吉備の山手の「山縣」で「黒日売」が、春の野に出て若菜を摘んだことは、日本には古来から続けられてきた、七草の行事でも知られる通り、何か越し方のさきくまさきくと祈りを捧げる為の大切な行事だったのです。仁徳天皇の吉備への行幸を黒日売初めその関係の多くの人達の幸福を願っての行事だったと思われます。
この若菜摘みの行事は、又脱線しますが、万葉集の最初に出ている雄略天皇の歌として見ることができます。
これも又大変読みにくいのですが万葉言葉で書いてみます。よろしかったら目を通して見てください。めったに読む機会もないと思われますので。

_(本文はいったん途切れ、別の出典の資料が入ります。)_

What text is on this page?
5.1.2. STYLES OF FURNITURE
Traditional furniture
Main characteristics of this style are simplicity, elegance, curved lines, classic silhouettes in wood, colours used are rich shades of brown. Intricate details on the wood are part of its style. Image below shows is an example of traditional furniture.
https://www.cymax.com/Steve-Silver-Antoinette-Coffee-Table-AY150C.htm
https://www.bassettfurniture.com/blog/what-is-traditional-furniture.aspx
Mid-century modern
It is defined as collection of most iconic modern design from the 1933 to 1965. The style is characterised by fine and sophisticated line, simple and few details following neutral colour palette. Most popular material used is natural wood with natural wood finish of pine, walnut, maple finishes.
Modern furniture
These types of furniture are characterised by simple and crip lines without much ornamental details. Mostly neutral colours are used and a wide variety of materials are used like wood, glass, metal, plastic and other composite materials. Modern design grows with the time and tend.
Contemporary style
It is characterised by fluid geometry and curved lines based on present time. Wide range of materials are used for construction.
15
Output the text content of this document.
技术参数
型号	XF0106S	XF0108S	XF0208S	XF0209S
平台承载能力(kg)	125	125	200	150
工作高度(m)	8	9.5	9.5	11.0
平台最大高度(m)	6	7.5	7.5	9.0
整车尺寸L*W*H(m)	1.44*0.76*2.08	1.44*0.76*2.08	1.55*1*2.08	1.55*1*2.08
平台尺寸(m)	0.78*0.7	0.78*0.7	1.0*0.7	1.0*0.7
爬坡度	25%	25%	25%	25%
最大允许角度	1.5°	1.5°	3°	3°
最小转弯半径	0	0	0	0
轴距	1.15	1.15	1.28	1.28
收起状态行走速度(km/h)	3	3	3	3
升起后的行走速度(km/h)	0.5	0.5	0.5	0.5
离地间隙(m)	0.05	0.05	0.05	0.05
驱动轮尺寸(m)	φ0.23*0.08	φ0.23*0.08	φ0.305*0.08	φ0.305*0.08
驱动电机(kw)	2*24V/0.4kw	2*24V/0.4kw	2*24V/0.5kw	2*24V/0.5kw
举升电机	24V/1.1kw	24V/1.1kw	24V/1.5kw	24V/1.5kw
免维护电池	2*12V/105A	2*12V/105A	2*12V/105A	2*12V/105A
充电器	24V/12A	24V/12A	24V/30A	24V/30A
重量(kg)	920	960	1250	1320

“籠毛與美籠母乳{籠(こ)もよみ籠持ち} 布久思毛{ふくしも} 與美夫君志持{よみふぐし持ち} 此岳爾{この岡に} 菜採須児{菜摘ます児} 家吉閑名{家聞かな} 告沙根{告(つけ)さね} 虚見津{そらみつ} 山跡乃国者{やまとのくには} 押奈戸手{おそなへて} 吾許曾居師{吾こそおらし} 告名倍手{つげなへて} 吾己曾座{吾こそ座(おら)し} 我許者[吾こそは} 背歯告目背(せに)は告げめ} 家乎毛名雄母{家をも名おも}”
これは契沖の「万葉代匠記」を参考にしたものですから、現代の訳とは幾分違っている部分もあります。我々が学んだところは
“籠もよ、み籠持ち ふくしもよ みぶくし持ち この岡に・・・”
だったように覚えているのですが、それをどうしてかは分からないのですが、僧契沖は、上のように読むのがよいと言っております。